Gemelology

Hemelology is a branch of zoology that studies twins in animals and humans.

Twins can be either identical or fraternal.

Identical twins share the common origin of a single fertilized egg that then splits into two. Such twins are always of the same sex and, as a rule, are very similar to each other.

Fraternal twins come from two different eggs that are fertilized by different sperm. They can be the same or different sexes and do not always look alike, despite the fact that they share a common set of genes.

Twins often have common diseases, and this is due to the fact that they have the same set of genes, as well as living and nutritional conditions. For example, if one twin has a pollen allergy, the other may have the same allergy.

Gemellology studies not only twins, but also other pairs of organisms that share common features, such as conjoined twins or clones. These pairs can be created artificially, for example, by cloning.

In general, gemellology is an important branch of zoology and can help in understanding the development of an organism and its adaptation to the environment.

Gemelology, or hemellologia (Greek ἡμίολόγος “shepherd; able to explain”, Latin Gemellology) is the study of pairing and symmetry, in particular, symmetry in nature, architecture and abstract ideas. Its subject is the properties of figures that have a geometric structure. According to R. Cowell's definition, this is a system of knowledge about equality, similarity and the product of twice the whole. The essence of hemillology can be formulated in the phrase: “What is paired is unlike what is not paired.” .

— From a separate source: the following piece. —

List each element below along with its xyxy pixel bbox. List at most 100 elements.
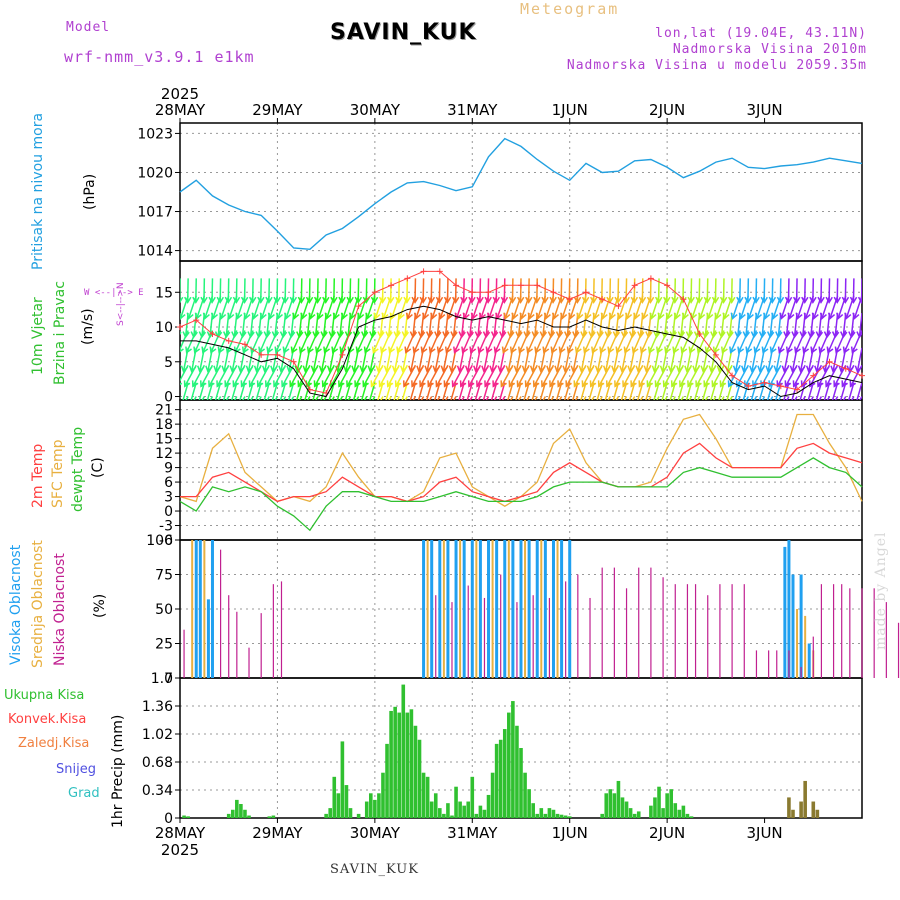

Gemellogical concepts are mentioned by Aristotle in his treatise “Categories”, they were studied by Gerres, and the doctrine of symmetry was expounded in the most detailed way by Aristotle in “Physics”. After the Copernican revolution in astronomy, Agrippa, Dante, Ptolemy and Pliny the Elder discussed directions in the celestial sphere. The polymath Varario wrote about this branch of geometry, but since he deals only with even figures, his cycle has few points of contact with “ordinary” gemellology. The works of Heron of Alexandria were long considered lost until they were discovered in the library of the city of Beon by Joseph Blackwood and published in 1719. In his work “Analysis of the rules of geometry, according to which the same figure has several forms,” Blackwood refutes the views of Aristotle and Porphyry on the theory of symmetry: the principle of similarity, which he did not introduce into geometry, unites the quadrangle and the pentagon and the triangle; all conical and congruent bodies have circles of the same radius and all hexagons belong to infinite figurative series with indefinite completeness, the so-called “Harry figures”.